Hayati Nupus
09 Agustus 2018•Update: 10 Agustus 2018
Hayati Nupus
JAKARTA
Badan Nasional Penanganan Bencana (BNPB) mengatakan perbedaan data korban bencana merupakan hal biasa.
Kepala Pusat Data Informasi dan Humas BNPB Sutopo Purwo Nugroho mengatakan pada gempa Lombok kali ini, per Rabu lalu BNPB dan Balai Penanganan Bencana Daerah NTB menyebutkan jumlah korban tewas sebanyak 131 orang, TNI menyebutkan 381 orang, sedang Basarnas dan Pemda NTB menyebutkan 226 orang.
“Kebutuhan kecepatan melaporkan kondisi penanganan bencana saat krisis diperlukan, sehingga menggunakan data sendiri, akhirnya yang terjadi berbagai institusi memiliki data berbeda sehingga membingungkan masyarakat,” ujar Sutopo, Rabu malam, dalam siaran pers.
Sutopo mengatakan perbedaan data juga terjadi saat bencana besar sebelumnya, seperti gempa bumi di Sumatera Barat pada 2009, erupsi Gunung Merapi 2010 dan tsunami Mentawai pada 2010.
Perbedaan data ini, ujar Sutopo, mencerminkan perlunya peningkatan koordinasi data antarainstansi.
Rencananya, ujar Sutopo, Pos Pendamping Nasional (Pospenas) akan mengundang kementerian, lembaga, dan pemda untuk menyamakan data.
“Masing-masing lembaga diminta membawa data lebih detil, yaitu identitas korban meninggal dunia yaitu nama, usia, jender dan alamat,” kata Sutopo.
Sutopo juga mengatakan, sesuai regulasi, data resmi korban bencana yang diakui pemerintah adalah data dari BNPB dan BPBD. Data ini sekaligus akan menjadi data resmi nasional.
Gempa tektonik berkekuatan 7 SR mengguncang Lombok, Minggu malam, pukul 18.46 WIB. Hingga pagi ini terdapat 318 gempa susulan dengan intensitas semakin mengecil.
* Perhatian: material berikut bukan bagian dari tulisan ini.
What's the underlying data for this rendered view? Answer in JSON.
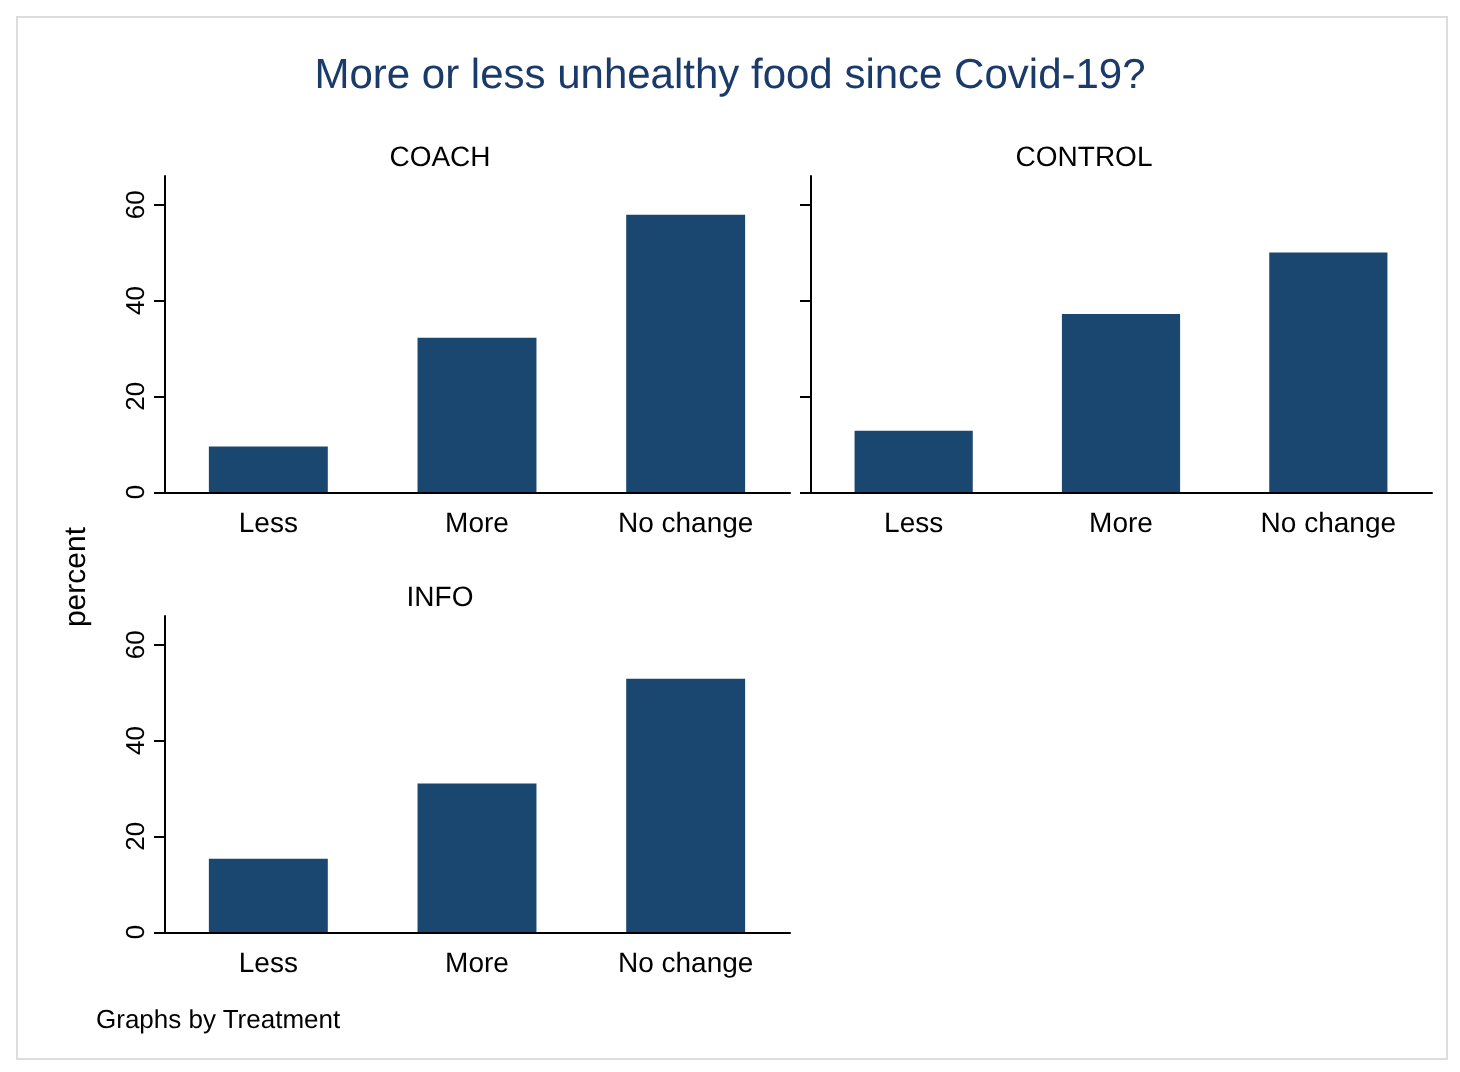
{
  "chart_data": [
    {
      "type": "bar",
      "title": "More or less unhealthy food since Covid-19?",
      "subtitle": "COACH",
      "ylabel": "percent",
      "categories": [
        "Less",
        "More",
        "No change"
      ],
      "values": [
        9.5,
        32.2,
        57.9
      ],
      "color": "#1a476f",
      "ylim": [
        0,
        66
      ],
      "yticks": [
        0,
        20,
        40,
        60
      ],
      "grid": false
    },
    {
      "type": "bar",
      "subtitle": "CONTROL",
      "categories": [
        "Less",
        "More",
        "No change"
      ],
      "values": [
        12.8,
        37.2,
        50
      ],
      "color": "#1a476f",
      "ylim": [
        0,
        66
      ],
      "yticks": [
        0,
        20,
        40,
        60
      ],
      "tick_labels": "x",
      "grid": false
    },
    {
      "type": "bar",
      "subtitle": "INFO",
      "categories": [
        "Less",
        "More",
        "No change"
      ],
      "values": [
        15.3,
        31,
        52.9
      ],
      "color": "#1a476f",
      "ylim": [
        0,
        66
      ],
      "yticks": [
        0,
        20,
        40,
        60
      ],
      "grid": false,
      "annotations": [
        "Graphs by Treatment"
      ]
    }
  ]
}
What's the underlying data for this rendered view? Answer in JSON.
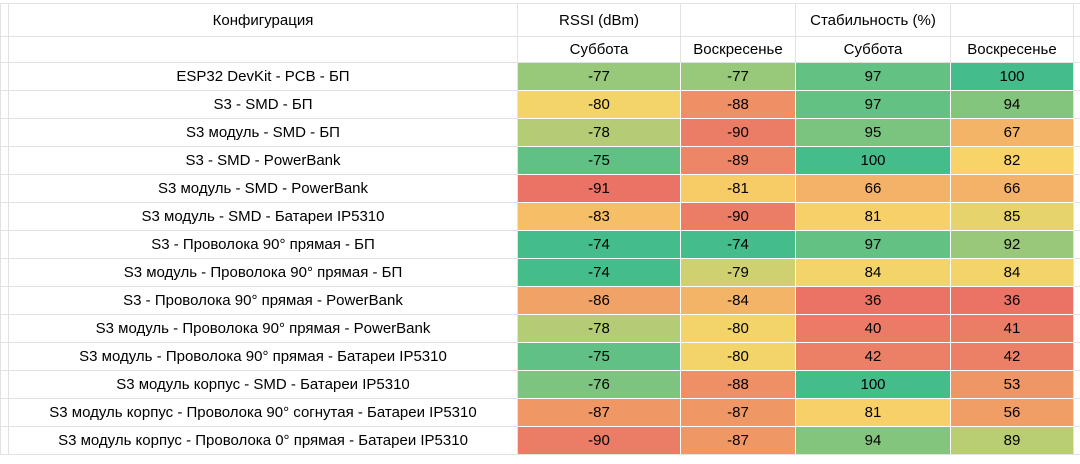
{
  "table": {
    "header": {
      "config_label": "Конфигурация",
      "rssi_group_label": "RSSI (dBm)",
      "stability_group_label": "Стабильность (%)",
      "sub_labels": [
        "Суббота",
        "Воскресенье",
        "Суббота",
        "Воскресенье"
      ]
    },
    "rows": [
      {
        "config": "ESP32 DevKit - PCB - БП",
        "values": [
          -77,
          -77,
          97,
          100
        ],
        "colors": [
          "#98C87A",
          "#98C87A",
          "#64C184",
          "#45BD8A"
        ]
      },
      {
        "config": "S3 - SMD - БП",
        "values": [
          -80,
          -88,
          97,
          94
        ],
        "colors": [
          "#F2D468",
          "#EE8F66",
          "#64C184",
          "#84C57E"
        ]
      },
      {
        "config": "S3 модуль - SMD - БП",
        "values": [
          -78,
          -90,
          95,
          67
        ],
        "colors": [
          "#B3CC75",
          "#EB7C66",
          "#7AC480",
          "#F3B467"
        ]
      },
      {
        "config": "S3 - SMD - PowerBank",
        "values": [
          -75,
          -89,
          100,
          82
        ],
        "colors": [
          "#61C185",
          "#ED8666",
          "#45BD8A",
          "#F8D367"
        ]
      },
      {
        "config": "S3 модуль - SMD - PowerBank",
        "values": [
          -91,
          -81,
          66,
          66
        ],
        "colors": [
          "#EA7366",
          "#F7CC67",
          "#F3B267",
          "#F3B267"
        ]
      },
      {
        "config": "S3 модуль - SMD - Батареи IP5310",
        "values": [
          -83,
          -90,
          81,
          85
        ],
        "colors": [
          "#F5BE67",
          "#EB7C66",
          "#F7D167",
          "#E7D36B"
        ]
      },
      {
        "config": "S3 - Проволока 90° прямая - БП",
        "values": [
          -74,
          -74,
          97,
          92
        ],
        "colors": [
          "#45BD8A",
          "#45BD8A",
          "#64C184",
          "#99C87A"
        ]
      },
      {
        "config": "S3 модуль - Проволока 90° прямая - БП",
        "values": [
          -74,
          -79,
          84,
          84
        ],
        "colors": [
          "#45BD8A",
          "#CFD06F",
          "#F3D468",
          "#F3D468"
        ]
      },
      {
        "config": "S3 - Проволока 90° прямая - PowerBank",
        "values": [
          -86,
          -84,
          36,
          36
        ],
        "colors": [
          "#F1A266",
          "#F3B467",
          "#EA7366",
          "#EA7366"
        ]
      },
      {
        "config": "S3 модуль - Проволока 90° прямая - PowerBank",
        "values": [
          -78,
          -80,
          40,
          41
        ],
        "colors": [
          "#B3CC75",
          "#F2D468",
          "#EB7B66",
          "#EB7D66"
        ]
      },
      {
        "config": "S3 модуль - Проволока 90° прямая - Батареи IP5310",
        "values": [
          -75,
          -80,
          42,
          42
        ],
        "colors": [
          "#61C185",
          "#F2D468",
          "#EC8066",
          "#EC8066"
        ]
      },
      {
        "config": "S3 модуль корпус - SMD - Батареи IP5310",
        "values": [
          -76,
          -88,
          100,
          53
        ],
        "colors": [
          "#7CC47F",
          "#EE8F66",
          "#45BD8A",
          "#EF9666"
        ]
      },
      {
        "config": "S3 модуль корпус - Проволока 90° согнутая - Батареи IP5310",
        "values": [
          -87,
          -87,
          81,
          56
        ],
        "colors": [
          "#EF9866",
          "#EF9866",
          "#F7D167",
          "#F09D66"
        ]
      },
      {
        "config": "S3 модуль корпус - Проволока 0° прямая - Батареи IP5310",
        "values": [
          -90,
          -87,
          94,
          89
        ],
        "colors": [
          "#EB7C66",
          "#EF9866",
          "#84C57E",
          "#B9CD73"
        ]
      }
    ]
  },
  "colors": {
    "background": "#FFFFFF",
    "gridline": "#E2E2E2",
    "cell_text": "#000000",
    "scale_red": "#EA7366",
    "scale_yellow": "#F8D567",
    "scale_green": "#45BD8A"
  }
}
Badan Meteorologi, Klimatologi dan Geofisika (BMKG) sempat mengeluarkan peringatan dini potensi tsunami dan mengakhirinya pada pukul 20.25 WIB. BMKG juga menyebutkan jika ini merupakan gempa utama dari rangkaian gempa sebelumnya.
Lokasi gempa tak jauh dari pusat gempa sepekan sebelumnya yang berkekuatan 6,4 skala richter dan mengguncang Bali, Lombok, hingga Sumbawa. Gempa pekan lalu itu menewaskan 17 orang, 365 terluka dan membuat ribuan orang mengungsi.